Measures like this at community colleges across the country, Eddinger said, are crucial to helping community college students feel a sense of belonging and helping them succeed academically.

“A student’s ability to persist and succeed at community college is tied to their perception of belonging. Without it, learners are cast in limbo, in exile, as we saw when we closed the physical campus in March,” she said. “Fostering that sense of belonging requires us to build a complex web of assurance: of physical safety, of financial survival, of basic needs, of social connections, of cultural respect and of intellectual curiosity.”

The pandemic has forced community colleges to shift their focus to better understand how the institutions can provide support for students to be successful. Instead of asking how they can close the achievement gap, they are questioning how they have been complicit in perpetuating inequities and how they can better ready themselves to support students in ways that promote success.

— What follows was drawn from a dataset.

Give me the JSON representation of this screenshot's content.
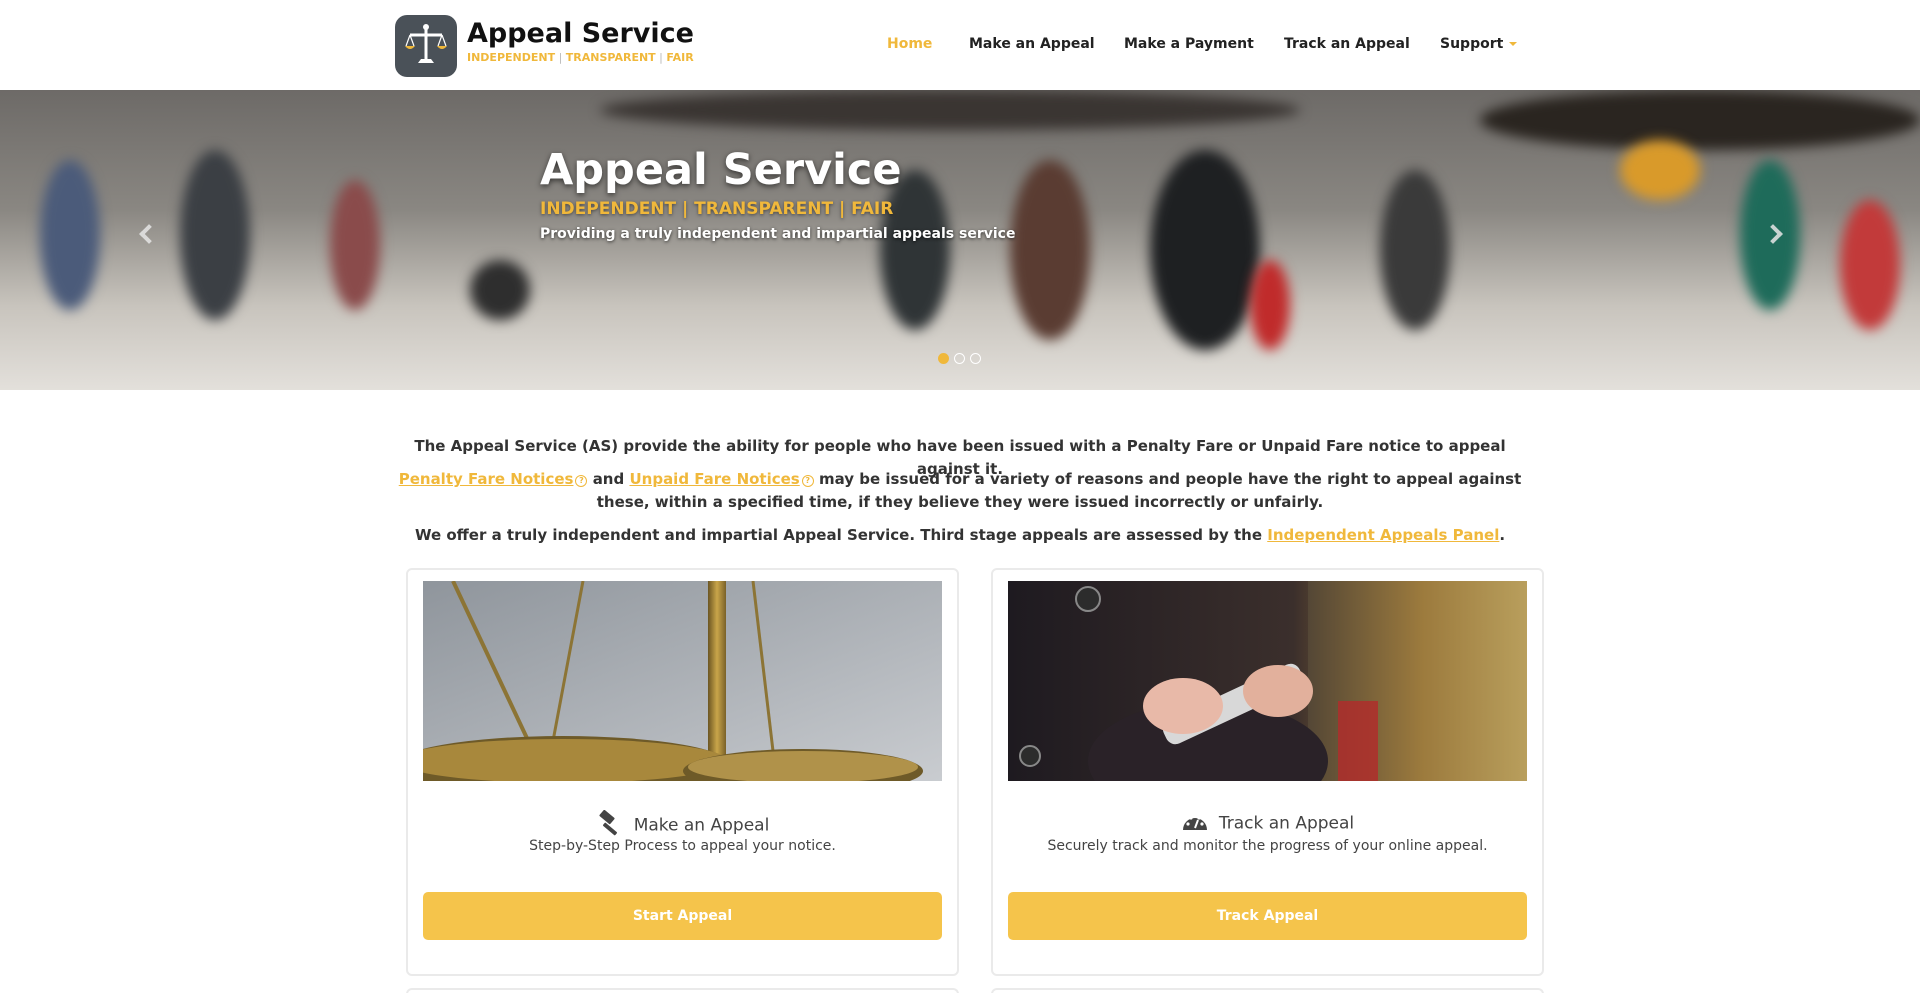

As community colleges move beyond academic solutions to fostering student success, Eddinger offered the following six strategies to create a sense of belonging:

  • Know Your Students: “Achieving The Dream’s institutional change work on Holistic Student Support begins with this deceptively simple request. We must know our students in the context of their lived experiences as well as their data file. Know their community and their histories, and acknowledge their complexity.”
  • Dismantle Negative Narratives: “We reframe the negative, stereotypical narratives of our students, whether it is based on race, ethnicity, economic and social status, or gender. Only then can we affirm their place and worth in the academic space.”
  • Identify Cultural Wealth: “Our solution to student success cannot lie in academic and curricular intervention alone. If so, we would have solved the issue a decade ago. Knowing our students requires that we honor the heritages and the cultural capital they bring with them, and help them apply these strengths in service to their learning.”
  • Recognize #RealCollege as Contemporary Higher Education: “We acknowledge the real risks experienced by undergraduates in physical, emotional and financial terms as higher education becomes increasingly out of reach. Reassess traditional assumptions about college as a rite of passage for young men and women, and recognize the impact of outdated policies and practices on today’s undergraduates, the majority of whom are post-traditional working adults and student parents.”
  • Know Who You are in Your Guidance: “As practitioners, we strive for a dual awareness of the experiences that shaped us as educators, and the impact of that upon our students, who carry with them their own unique backgrounds and cultures. We check our own assumptions about our students, their origins, and their experiences, and ensure that we have not inadvertently built biases into our human and electronic interactions.